Desperté suavemente a media mañana, mientras rayos de luz solar penetraban cálida y agradablemente por la ventana, y el canto despertino de pajarillos jolgoriosos repicaba en los jardines.
Me levanté, y puse una bata y velozmente bajé hasta los jardines. Mi primo estaba ya vestido y bañado, y se dedicaba a inspeccionar la propiedad.
La humedad dejada por la torrencial tormenta de la noche anterior, producía un efecto vaporoso en el ambiente.
Mis temores ante la impresión que la propiedad me dio la noche pasada, se materializaron esa mañana.

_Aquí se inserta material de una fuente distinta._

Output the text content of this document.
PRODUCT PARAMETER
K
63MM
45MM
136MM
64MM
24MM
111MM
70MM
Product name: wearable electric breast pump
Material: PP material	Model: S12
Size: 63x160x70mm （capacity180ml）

Los jardines mostraban un lastimero y miserable abandono durante quince años hasta dejarlos en estado paupérrimo.
El pasto estaba reseco y desigual, por lo que grandes porciones de tierra se percibían por doquier que, confabulados con las lluvias pasadas, ahora se observaban charcos lodosos bastante pronunciados.
Había algunos árboles secos y esqueléticos, de aspecto retorcido y ramas amenazantes. Además, varios troncos secos y mohosos estorbaban por todo lado.
Curiosamente, los portones lejos de estar oxidados, mantenían una negrura como si fueran nuevos. Y las fuentes, otrora hermosas y refulgentes, eran hoy un pozo de aguas lodosas y verdosas, con ángeles enmohecidos y costrosos, que escupían en forma esporádica, agualotales repugnantes.